超長寿社会 生きる価値

4〜6分

 テレビのニュースに老人が出てこない日はない。車で突っ込んだとか、家に火をつけたとか、悪いイメージが多い。今の高齢者は自分がこれほどまでに長生きするとは思ってもいなかったから、人生の設計図もない状態で生きている。したがって価値観も定まらない人が多いのではないだろうか?

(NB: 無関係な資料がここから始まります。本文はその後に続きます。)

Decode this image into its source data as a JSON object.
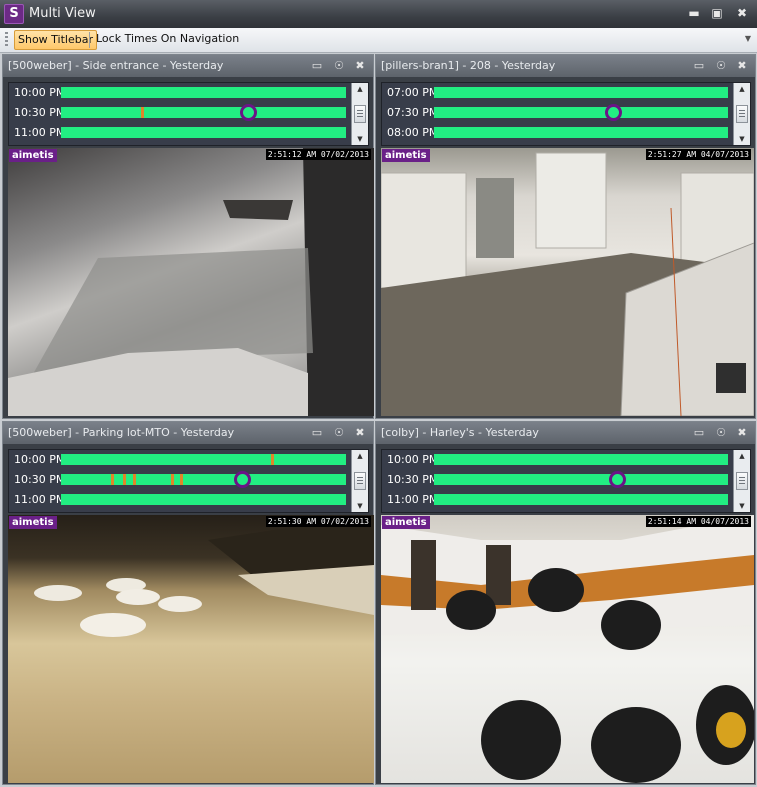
{
  "window": {
    "title": "Multi View",
    "app_icon": "S",
    "controls": [
      "minimize-icon",
      "maximize-icon",
      "close-icon"
    ]
  },
  "toolbar": {
    "show_titlebar_label": "Show Titlebar",
    "lock_times_label": "Lock Times On Navigation"
  },
  "panes": [
    {
      "title": "[500weber] - Side entrance - Yesterday",
      "times": [
        "10:00 PM",
        "10:30 PM",
        "11:00 PM"
      ],
      "watermark": "aimetis",
      "timestamp": "2:51:12 AM 07/02/2013",
      "scene": "snowy side entrance at night"
    },
    {
      "title": "[pillers-bran1] - 208 - Yesterday",
      "times": [
        "07:00 PM",
        "07:30 PM",
        "08:00 PM"
      ],
      "watermark": "aimetis",
      "timestamp": "2:51:27 AM 04/07/2013",
      "scene": "loading dock with garage doors"
    },
    {
      "title": "[500weber] - Parking lot-MTO - Yesterday",
      "times": [
        "10:00 PM",
        "10:30 PM",
        "11:00 PM"
      ],
      "watermark": "aimetis",
      "timestamp": "2:51:30 AM 07/02/2013",
      "scene": "snowy parking lot at night"
    },
    {
      "title": "[colby] - Harley's - Yesterday",
      "times": [
        "10:00 PM",
        "10:30 PM",
        "11:00 PM"
      ],
      "watermark": "aimetis",
      "timestamp": "2:51:14 AM 04/07/2013",
      "scene": "motorcycle showroom"
    }
  ],
  "colors": {
    "timeline_fill": "#22ee82",
    "event_marker": "#e0862a",
    "position_ring": "#6b1487",
    "toolbar_highlight": "#ffc86a"
  }
}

 今日、「生産性」という物差しで、人間の価値を測るような世の中の風潮が強まっている。インターネットを開くと、障害者や高齢者を“社会のお荷物”とみなすような露骨な投稿や主張を目にすることも多い。「障害者って、生きてる価値はあるんでしょうか?」「なぜ税金を重くしてまで、障害者や老人を助けなければならないのですか?」「自然界は弱肉強食なのに、なぜ人間社会では、弱者を救おうとするのですか? 優れた遺伝子が生き残るのが、自然の摂理ではないですか?」こうした素朴で露骨でデリカシーのない問いや主張は、今日の日本が抱える財政難や混迷を続ける経済状況を背景にますます増長し、力を強めているようにも思える。

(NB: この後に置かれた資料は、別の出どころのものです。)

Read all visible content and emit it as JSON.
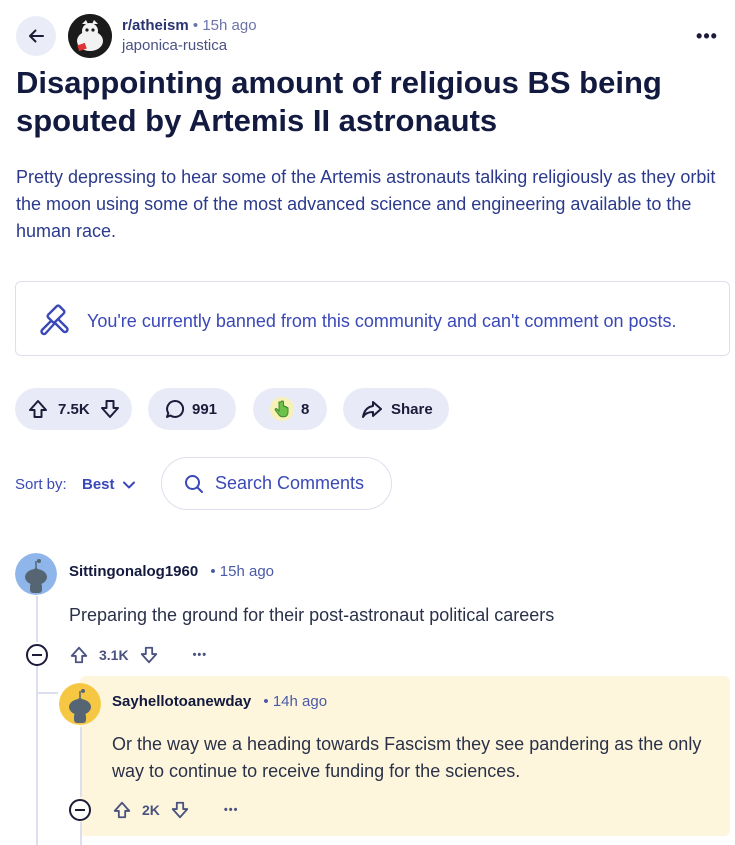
{
  "header": {
    "subreddit": "r/atheism",
    "separator": "•",
    "time": "15h ago",
    "author": "japonica-rustica",
    "more_label": "•••"
  },
  "post": {
    "title": "Disappointing amount of religious BS being spouted by Artemis II astronauts",
    "body": "Pretty depressing to hear some of the Artemis astronauts talking religiously as they orbit the moon using some of the most advanced science and engineering available to the human race."
  },
  "ban_notice": {
    "text": "You're currently banned from this community and can't comment on posts."
  },
  "actions": {
    "votes": "7.5K",
    "comments": "991",
    "awards": "8",
    "share_label": "Share"
  },
  "sort": {
    "label": "Sort by:",
    "value": "Best",
    "search_placeholder": "Search Comments"
  },
  "comments": [
    {
      "user": "Sittingonalog1960",
      "separator": "•",
      "time": "15h ago",
      "text": "Preparing the ground for their post-astronaut political careers",
      "votes": "3.1K",
      "more_label": "•••"
    },
    {
      "user": "Sayhellotoanewday",
      "separator": "•",
      "time": "14h ago",
      "text": "Or the way we a heading towards Fascism they see pandering as the only way to continue to receive funding for the sciences.",
      "votes": "2K",
      "more_label": "•••"
    }
  ],
  "colors": {
    "accent": "#3a48b8",
    "pill_bg": "#e8ebf7",
    "highlight_bg": "#fdf6dc"
  }
}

 高齢化の進み具合より社会や価値観の対応が遅いことが問題だ。まあ若者にすれば生産性がない高齢者にお金をかけるより我々のほうにお金をかけろというかもしれない。そういう意味では高齢者と若い人とは分断されているのだろう。健常者と身障者との分断も同じことだ。ここで重要なことは高齢者がどこに価値を見出すかだ。最近行われたパラリンピックを見てみると健常者より優れていることが多々あると思う。高齢者も若者より優れているところを伸ばすべきだ。それを前期高齢者のうちから準備すべきである。高齢者には優位な点がある。それは社会貢献に対する意識が高いことだ。収入よりも社会貢献のほうが意欲が湧く。

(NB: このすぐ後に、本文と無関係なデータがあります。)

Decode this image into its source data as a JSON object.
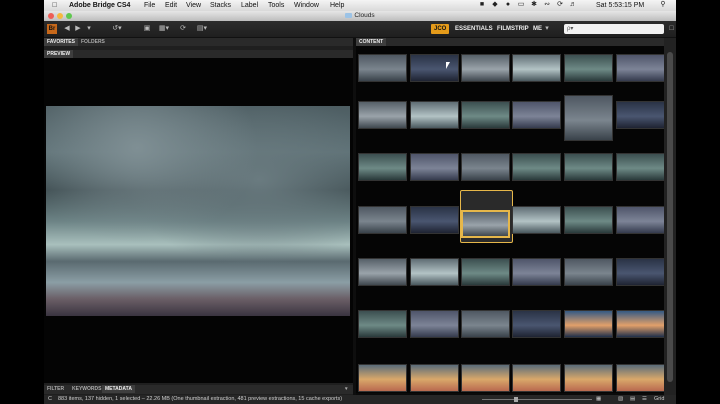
{
  "menubar": {
    "app_name": "Adobe Bridge CS4",
    "items": [
      "File",
      "Edit",
      "View",
      "Stacks",
      "Label",
      "Tools",
      "Window",
      "Help"
    ],
    "clock": "Sat 5:53:15 PM"
  },
  "window": {
    "title": "Clouds"
  },
  "toolbar": {
    "workspaces": [
      "JCO",
      "ESSENTIALS",
      "FILMSTRIP",
      "ME"
    ],
    "active_workspace": "JCO",
    "search_placeholder": "ρ▾"
  },
  "left_panel": {
    "top_tabs": [
      "FAVORITES",
      "FOLDERS"
    ],
    "preview_tab": "PREVIEW",
    "bottom_tabs": [
      "FILTER",
      "KEYWORDS",
      "METADATA"
    ]
  },
  "right_panel": {
    "tab": "CONTENT"
  },
  "status": {
    "text": "883 items, 137 hidden, 1 selected – 22.26 MB (One thumbnail extraction, 481 preview extractions, 15 cache exports)",
    "right_label": "Grid"
  },
  "colors": {
    "accent": "#e59b1a",
    "selection": "#e6b74a"
  }
}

 今は分断された社会で、それを共感によって解決しようとしているのだが、歴史的に言うと難しいと言わざるを得ない。人類は分断することで利益を得てきたからだ。最近では米中関係も分断によって利益を得ている人たちが多いということがある。分断社会で生きるためには、ゆるい関係を築くことだ。人間関係も社会に対する関係もゆるくていい。そして自分が自由になって思い切り冒険することだ。高齢者はそれができる。子供のような好奇心をもう一回呼び覚まし、いろんなことをやってみる。時間はたくさんある。そうやることで人生が生き生きとする。違うだろうか?